Case ID: ala_33/html/0276-01.html
Source: Caselaw Access Project
Author: {"author": "WALKER, J.—", "license": "Public Domain", "url": "https://static.case.law/"}
Date Created: 2024-08-24T03:29:51.129683

Ex Parte McLENDON.
    [APPLICATION POK MANDAMUS.]
    1. Failure of party to answer interrogatories.—If the plaintiff fails to answer interrogatories propounded to him by the defendant, the court is not required to dismiss his suit, (Code, § 2334,) but may either continue the cause until full answers are made, or compel an answer by attachment, or direct a nonsuit.
    2. Construction and effect of conditional order of dismissal.—An order of court, directing the plaintiff’s suit to stand dismissed,if he failed to answer interrogatories propounded to him within one hundred and twenty days, is not final in its character, but may be modified or vacated at a subsequent term; nor does it become effectual, until the default has been judicially ascertained at the next ensuing term.
    Application for a mandamus to the circuit judge of the eighth judicial circuit, sitting for Barbour county, to compel the dismissal of a suit therein pending, wherein one Samuel Gilbert was plaintiff, and John McLendon and Matthew Averett were defendants. It appeared from the transcript exhibited with the petition, that the following orders were made in the cause:
    “ Spring term, 1857. Continued for want of plaintiff’s answers to interrogatories, and if not answered within one hundred and twenty days, plaintiff’s suit stands «dismissed ; and on the further condition, that plaintiff pay all costs in one hundred and twenty days, or his suit to> stand dismissed.”
    “ Fall term, 1857. Came the parties by their attorneys, and the defendant moved the court to dismiss, in pursuance of the previous order made at the last term of this court; the answers, as required by said order, not having been filed within one hundred and twenty days. Plaintiff filed answers to the interrogatories in October preceding the motion to dismiss, but after the expiration of the time stated in the order of the last term. The court refused to dismiss, and continued the cause; to which action of the court the defendant excepted.”
    The record did not show when the interrogatories were filed, nor did it contain any other orders of the court. The refusal of the court to dismiss the suit is the ground of the application for a mandamus.
    
    E. C. Bullock, for the petitioner.
   WALKER, J.—

The Code does not require that the court should dismiss the suit of a plaintiff, who fails to answer interrogatories propounded by his adversary within the time prescribed by law. It authorizes the court, either to attach the party, and compel him to answer, or to continue the cause, until full answers are made; or to direct a nonsuit, or judgment by default, to be entered. Code, § 2334.

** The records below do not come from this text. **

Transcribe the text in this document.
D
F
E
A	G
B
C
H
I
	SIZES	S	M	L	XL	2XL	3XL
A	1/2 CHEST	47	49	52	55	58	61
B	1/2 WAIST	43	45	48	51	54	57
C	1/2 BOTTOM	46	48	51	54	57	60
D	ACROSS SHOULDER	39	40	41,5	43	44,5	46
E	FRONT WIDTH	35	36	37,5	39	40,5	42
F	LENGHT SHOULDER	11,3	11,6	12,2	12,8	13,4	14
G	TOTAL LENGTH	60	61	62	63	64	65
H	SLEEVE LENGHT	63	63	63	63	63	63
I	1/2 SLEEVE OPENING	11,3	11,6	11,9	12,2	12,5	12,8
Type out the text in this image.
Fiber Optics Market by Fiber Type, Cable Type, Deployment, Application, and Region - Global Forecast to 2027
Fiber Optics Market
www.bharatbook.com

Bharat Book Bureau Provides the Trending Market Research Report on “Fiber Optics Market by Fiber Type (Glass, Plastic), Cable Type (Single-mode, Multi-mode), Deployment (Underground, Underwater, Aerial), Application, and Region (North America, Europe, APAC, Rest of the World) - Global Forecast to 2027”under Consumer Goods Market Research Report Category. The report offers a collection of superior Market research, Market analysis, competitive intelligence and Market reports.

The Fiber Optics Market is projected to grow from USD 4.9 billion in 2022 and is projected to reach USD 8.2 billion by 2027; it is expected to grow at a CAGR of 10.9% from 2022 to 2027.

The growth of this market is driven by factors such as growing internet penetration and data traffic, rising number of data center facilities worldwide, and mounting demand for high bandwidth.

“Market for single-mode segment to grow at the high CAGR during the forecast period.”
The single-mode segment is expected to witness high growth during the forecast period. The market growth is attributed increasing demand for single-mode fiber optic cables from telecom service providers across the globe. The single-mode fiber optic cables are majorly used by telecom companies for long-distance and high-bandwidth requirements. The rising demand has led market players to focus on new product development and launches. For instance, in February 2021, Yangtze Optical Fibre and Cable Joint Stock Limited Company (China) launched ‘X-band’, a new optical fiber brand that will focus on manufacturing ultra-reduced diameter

The order made at the spring term, 1857, that the plaintiff’s suit should stand dismissed, if he failed to answer the interrogatories in one hundred and twenty days, was not a final order. The matter still remained sub judice; and it was competent for the court, at a subsequent term, to modify or vacate that order.—Reese v. Billing, 9 Ala. 263.

The order that the suit should stand dismissed at the end of one hundred and twenty days, in default of the answer, could not become effectual upon the occurrence of the contingency in vacation.—Ex parte Remson, 23 Ala. 25; Edwards v. Lewis, 18 Ala. 494; Reese v. Billing, supra.

Until the occurrence of the contingency was judicially ascertained at the next term of the court, the cause was in fieri, and it was competent for the court to modify or vacate the order.

The mandamus is refused, at the costs of the petitioner.